I understood solipsist’s argument to mean that Americans can be excused for being ignorant of other languages because most of them live too far from other linguistic communities, and pointed at the mutual closeness of European countries for contrast, implying that it’s likelier to find a Turkish-speaking Brit than a Spanish-speaking American.
What I tried to say was that there was no need to artificially inflate the comparison distance by choosing Istanbul. Londoners can find speakers of a completely different language by merely driving to Cardiff. But the U.S. is not a monolingual bloc of homogeneity either: ironically, solipsist chose New York for his example, a multilingual smorgasbord if ever there was one.
Well, I don’t know. Some of the US is near Mexico, but most of it isn’t. In Europe the farthest you can get from a border to foreign speaking country is perhaps southern Italy. The four US states which border Mexico are each bigger than Italy. Germany is a bigish country in Europe area-wise, but it’s less than 3.7% the size of the US. The Mercator projection makes an optical illusion—the US is huge.
Just because they have an excuse that geography made them silly monoglots doesn’t mean they aren’t silly monoglots :p
I think solipsist’s point isn’t that they have an excuse but that they have a reason—being monoglot hurts them less than it would if they were e.g. on the European continent, so monoglossy (or whatever the right word is) isn’t necessarily silly for them.
[EDITED to add:] Disappointingly, OED suggests that the right word is just “monoglottism”.
The way Facebook works, you decide what’s available, but each of your friends has to individually decide how much they want to see of you.
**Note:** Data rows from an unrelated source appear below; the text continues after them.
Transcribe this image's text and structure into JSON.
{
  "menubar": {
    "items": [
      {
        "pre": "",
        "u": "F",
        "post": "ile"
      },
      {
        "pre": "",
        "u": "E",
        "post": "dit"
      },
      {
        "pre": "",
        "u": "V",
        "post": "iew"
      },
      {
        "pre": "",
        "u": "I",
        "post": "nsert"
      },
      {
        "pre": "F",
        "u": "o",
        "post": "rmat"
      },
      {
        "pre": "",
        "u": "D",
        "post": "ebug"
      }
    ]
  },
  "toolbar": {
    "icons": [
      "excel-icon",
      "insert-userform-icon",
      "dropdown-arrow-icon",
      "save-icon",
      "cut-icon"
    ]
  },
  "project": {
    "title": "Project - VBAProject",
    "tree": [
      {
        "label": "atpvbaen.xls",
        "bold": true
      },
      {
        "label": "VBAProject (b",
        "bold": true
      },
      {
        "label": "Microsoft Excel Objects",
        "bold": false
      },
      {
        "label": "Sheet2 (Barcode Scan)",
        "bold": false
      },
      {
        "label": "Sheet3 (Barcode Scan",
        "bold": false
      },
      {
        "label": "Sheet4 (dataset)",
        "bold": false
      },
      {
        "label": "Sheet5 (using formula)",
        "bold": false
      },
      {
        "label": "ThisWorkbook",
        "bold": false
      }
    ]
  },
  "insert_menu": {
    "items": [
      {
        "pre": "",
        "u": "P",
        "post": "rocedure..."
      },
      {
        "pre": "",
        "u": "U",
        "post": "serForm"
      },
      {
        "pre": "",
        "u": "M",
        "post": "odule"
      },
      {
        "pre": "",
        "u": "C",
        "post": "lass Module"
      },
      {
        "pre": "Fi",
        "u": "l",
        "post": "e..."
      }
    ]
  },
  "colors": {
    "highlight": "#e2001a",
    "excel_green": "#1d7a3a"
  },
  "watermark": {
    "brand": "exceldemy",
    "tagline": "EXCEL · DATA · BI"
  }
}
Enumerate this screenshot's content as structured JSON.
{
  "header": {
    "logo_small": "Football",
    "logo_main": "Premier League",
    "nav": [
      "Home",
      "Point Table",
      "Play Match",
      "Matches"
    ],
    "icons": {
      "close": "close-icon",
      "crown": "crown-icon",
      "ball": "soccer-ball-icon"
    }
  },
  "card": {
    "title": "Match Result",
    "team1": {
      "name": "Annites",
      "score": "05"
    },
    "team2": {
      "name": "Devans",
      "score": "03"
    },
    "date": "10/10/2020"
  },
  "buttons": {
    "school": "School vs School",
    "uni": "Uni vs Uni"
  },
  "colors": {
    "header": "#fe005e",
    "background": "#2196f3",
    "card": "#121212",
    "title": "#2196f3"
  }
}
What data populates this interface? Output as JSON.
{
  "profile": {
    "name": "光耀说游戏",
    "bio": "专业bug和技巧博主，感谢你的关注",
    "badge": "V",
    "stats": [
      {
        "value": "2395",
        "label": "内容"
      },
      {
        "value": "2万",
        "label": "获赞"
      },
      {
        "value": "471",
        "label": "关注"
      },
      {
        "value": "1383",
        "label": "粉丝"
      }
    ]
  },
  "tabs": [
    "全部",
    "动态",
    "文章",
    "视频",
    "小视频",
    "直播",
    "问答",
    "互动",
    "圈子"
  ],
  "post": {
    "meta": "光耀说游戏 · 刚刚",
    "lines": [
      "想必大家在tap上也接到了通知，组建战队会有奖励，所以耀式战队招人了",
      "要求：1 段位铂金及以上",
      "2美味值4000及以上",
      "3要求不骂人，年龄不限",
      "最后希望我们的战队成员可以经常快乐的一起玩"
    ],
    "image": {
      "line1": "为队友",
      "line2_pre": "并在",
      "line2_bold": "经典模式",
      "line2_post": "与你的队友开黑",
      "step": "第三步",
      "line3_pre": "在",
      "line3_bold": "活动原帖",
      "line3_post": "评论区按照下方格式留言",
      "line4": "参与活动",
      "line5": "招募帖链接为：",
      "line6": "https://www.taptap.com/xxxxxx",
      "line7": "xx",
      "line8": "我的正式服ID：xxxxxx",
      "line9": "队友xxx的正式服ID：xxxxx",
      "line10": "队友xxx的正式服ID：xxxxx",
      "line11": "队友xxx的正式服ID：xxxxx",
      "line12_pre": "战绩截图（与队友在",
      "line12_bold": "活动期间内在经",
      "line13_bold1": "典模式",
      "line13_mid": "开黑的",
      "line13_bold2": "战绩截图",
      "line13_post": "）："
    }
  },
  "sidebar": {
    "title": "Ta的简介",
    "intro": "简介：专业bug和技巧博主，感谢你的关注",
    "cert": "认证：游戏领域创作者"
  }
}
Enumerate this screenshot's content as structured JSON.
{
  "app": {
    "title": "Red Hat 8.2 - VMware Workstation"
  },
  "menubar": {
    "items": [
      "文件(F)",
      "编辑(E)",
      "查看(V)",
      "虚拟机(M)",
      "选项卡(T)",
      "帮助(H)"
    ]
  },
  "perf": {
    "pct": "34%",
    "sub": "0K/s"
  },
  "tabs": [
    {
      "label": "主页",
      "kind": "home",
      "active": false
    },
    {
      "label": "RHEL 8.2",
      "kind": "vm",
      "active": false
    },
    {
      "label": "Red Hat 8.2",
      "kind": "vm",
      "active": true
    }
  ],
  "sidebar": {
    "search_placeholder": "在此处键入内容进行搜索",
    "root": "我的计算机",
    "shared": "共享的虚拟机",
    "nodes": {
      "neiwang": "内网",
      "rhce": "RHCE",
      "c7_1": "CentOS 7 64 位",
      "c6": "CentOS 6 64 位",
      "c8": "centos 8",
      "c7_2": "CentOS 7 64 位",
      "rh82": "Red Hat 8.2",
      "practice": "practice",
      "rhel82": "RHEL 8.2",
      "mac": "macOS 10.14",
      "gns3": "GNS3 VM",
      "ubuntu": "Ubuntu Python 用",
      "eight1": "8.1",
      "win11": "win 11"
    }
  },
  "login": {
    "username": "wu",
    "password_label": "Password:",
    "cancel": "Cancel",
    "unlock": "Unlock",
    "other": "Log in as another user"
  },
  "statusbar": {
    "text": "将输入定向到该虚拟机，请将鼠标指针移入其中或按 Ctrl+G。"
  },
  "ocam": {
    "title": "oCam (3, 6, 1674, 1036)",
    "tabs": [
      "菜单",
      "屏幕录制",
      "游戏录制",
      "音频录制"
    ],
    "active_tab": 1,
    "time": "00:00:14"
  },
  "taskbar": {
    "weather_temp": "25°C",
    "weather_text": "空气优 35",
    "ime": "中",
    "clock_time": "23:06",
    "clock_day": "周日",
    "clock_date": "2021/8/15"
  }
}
The problem is exactly the “how much they want to see of you” part, namely that there is only the one undifferentiated “you” instead of “your rationality posts”, “your family photos”, “your posts with kitten videos”. I don’t want to bother my family with rationality posts, and don’t want to bother my LW friends with Slovak posts, but as long as I don’t want to limit it all to ‘friends of my friends’ I don’t have a choice.
Technically, the solution would be to create multiple accounts for mutliple aspects of my life, and have different sets of ‘friends’ for each. But this is against Facebook TOS, and is also technically inconvenient.
Actually, maybe I could use the “Pages” feature for this… That allows people to post under multiple identities, so each of them can have different followers. But officially, “Pages are for businesses, brands and organizations”. Not sure if “Viliam’s comments on politics in Slovakia” qualitfies as any of that.
What you seem to be already doing, which is to manually select what group will see each post, seems to be good enough for your purposes. Anyone who actively wants to see more of you can simply go to your profile and see everything.